Ellen Goodman is one of my favorite essayists and authors. My first exposure to her writing was an essay entitled “The Company Man.” Even though I was just 16 years old when I read it in my AP English class, it had a profound impact on me. I still often think of it when the days and nights of life get long, hectic, and overwhelming and it helps me to step back and do, if nothing else, a little reset to get my priorities realigned.
Therefore, when I read her post on the living-or-dying decision-making (and second-guessing) she had to do for her mom when Alzheimer’s Disease had forced Ellen to be the decision-maker, I found it very interesting.
And familiar. Because even if you’ve had “the conversation” many, many times, I think second-guessing, especially toward the end of life when push comes to shove, is inevitable.

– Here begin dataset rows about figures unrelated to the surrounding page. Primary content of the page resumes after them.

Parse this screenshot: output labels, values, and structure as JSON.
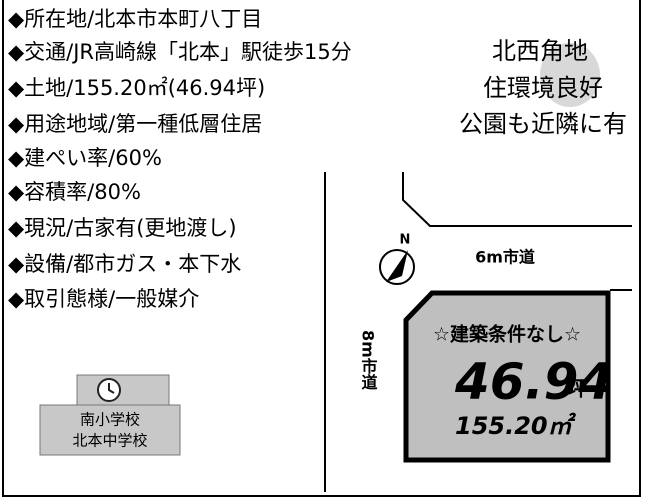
{
  "details": [
    "◆所在地/北本市本町八丁目",
    "◆交通/JR高崎線「北本」駅徒歩15分",
    "◆土地/155.20㎡(46.94坪)",
    "◆用途地域/第一種低層住居",
    "◆建ぺい率/60%",
    "◆容積率/80%",
    "◆現況/古家有(更地渡し)",
    "◆設備/都市ガス・本下水",
    "◆取引態様/一般媒介"
  ],
  "highlights": [
    "北西角地",
    "住環境良好",
    "公園も近隣に有"
  ],
  "map": {
    "north": "N",
    "road_north": "6m市道",
    "road_west": "8m市道",
    "lot_note": "☆建築条件なし☆",
    "lot_tsubo": "46.94",
    "tsubo_unit": "坪",
    "lot_area": "155.20㎡"
  },
  "schools": [
    "南小学校",
    "北本中学校"
  ]
}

Mama and I had talked in-depth about her dying wishes for years and we had the documents and the paperwork done well in advance of her dementias, Alzheimer’s Disease, and congestive heart failure diagnoses.

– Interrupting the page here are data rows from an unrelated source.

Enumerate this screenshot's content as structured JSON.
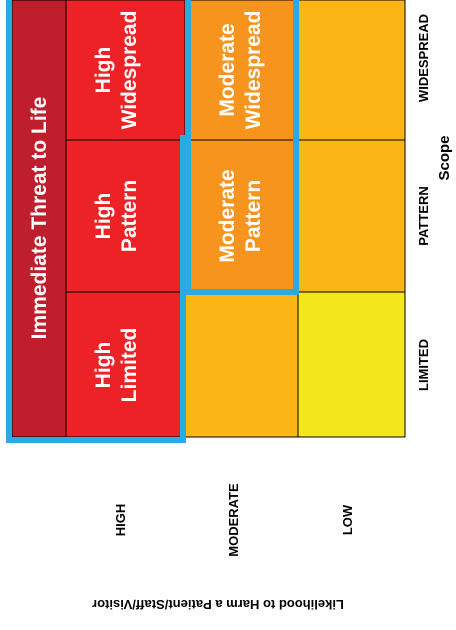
{
  "title_banner": "Immediate Threat to Life",
  "y_axis_title": "Likelihood to Harm a Patient/Staff/Visitor",
  "x_axis_title": "Scope",
  "likelihood_levels": [
    "HIGH",
    "MODERATE",
    "LOW"
  ],
  "scope_levels": [
    "LIMITED",
    "PATTERN",
    "WIDESPREAD"
  ],
  "cells": {
    "high_limited": [
      "High",
      "Limited"
    ],
    "high_pattern": [
      "High",
      "Pattern"
    ],
    "high_widespread": [
      "High",
      "Widespread"
    ],
    "moderate_pattern": [
      "Moderate",
      "Pattern"
    ],
    "moderate_widespread": [
      "Moderate",
      "Widespread"
    ]
  },
  "colors": {
    "red": "#ec2227",
    "dark_red": "#bf1e2d",
    "orange": "#f7941d",
    "amber": "#fbb615",
    "yellow": "#f3e61a",
    "highlight_border": "#29abe2"
  }
}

She had a living will with no extraordinary measures, as I do. And she decided on a DNR after Daddy died without one and she saw first-hand the effects of futile life support that he had to go through in that last hour of his life because he didn’t have a DNR.
Even though Mama was a medical professional, as was Daddy, I believe the impact of seeing her soul mate and best friend go through being kept artificially alive even for that short period of time was profound and life-altering for her.
We talked about it a lot right after Daddy died, and I told her I had a DNR and had gotten it in my early 20’s and I told her why I had (and still have) it. It made sense to her and we had her doctor draw it up and certify it.
As Mama’s heart health declined, we continued to have conversations about what she wanted and didn’t want as far as quality of life versus quantity of life.
We were so much alike in our very strong views that quality of life was what was important and not quantity (and this really is the core issue that must be addressed and resolved as part of the dying wishes conversation) that we never disagreed on care, treatment, and outcomes.
But it was because we had these heart-to-heart talks a lot in the last years of Mama’s life and we openly and frankly discussed death as the inevitable outcome and how Mama wanted that to be, as much as was within her control.
When Mama told me she didn’t want to go to the hospital anymore for treatment for her congestive heart failure, I honored that wish, despite the frantic response about liability from the nurse on the phone when I called to have Mama’s doctor give us a prescription for the medicine (Lasix and potassium) and a schedule so that I could treat Mama for it at home.
The doctor ended up calling me himself and he got Mama in the next day to the office and gave me the prescriptions and schedule to do at home with a follow-up visit within the week with him. And we continued to do this at home until Mama’s death. That’s what she wanted and I was determined to make sure that her dying wishes were honored.
The issue came up again three months later when, on her birthday, Mama started throwing up in the afternoon and had chills and sweating. I wasn’t sure whether the symptoms were heart-related or not, so I took Mama to the ER. She had a gall bladder infection and after we were transferred to a bigger hospital early the next morning, a gastrointestinal surgeon came in and tried to talk us into putting Mama under general anesthesia to remove her gall bladder.
I refused that because I knew with Mama’s weakened heart, she wouldn’t survive it and told him we needed a Plan B. He reluctantly said they could put a drain in with local anesthesia to drain the infection out, but that reinfection was likely within a year. I realized even then that Mama’s health was such that it was unlikely that she would live long enough for a reinfection to occur, so after she and I discussed it, we agreed to the drain, which was successful in removing the infection.
It wasn’t until the very end of Mama’s life that I did any second-guessing. I knew logically and intellectually what she wanted and I was committed to honoring that. And I did.
But most of my second-guessing came in the form of wanting to be sure that I wasn’t overreacting as death approached and that once it was clear that Mama was in the dying process, I wanted to be sure she wasn’t suffering and I didn’t know how to gauge that (she wasn’t and I know that now, but it was paramount on my mind then).
The reality is that, with appropriate comfort care during the dying process, it’s harder to watch someone die than it is for them to actually die. Because we watch our loved ones die with all our senses intact, all our systemic functions intact, and all our alertness intact and it’s almost impossible to not project our intact selves into the process.
And that is why having the dying wishes conversation with our loved ones long before we have to honor it is so important. Most people seem to be very uncomfortable with this conversation – and the subsequent similar conversations that will and should follow it.
But let me ask you a question that shows why we need to get comfortable with it.
What if something with a life-ending outcome looming happened to you today and you’d never discussed and formalized your dying wishes with your loved ones and they were suddenly thrust into the position of having to decide whether to postpone the inevitable or let you go with no intervention in God’s timing?
Would you want your loved ones to be in that position? Would you want to be in that position? Think about it. And have the conversation. As soon as possible.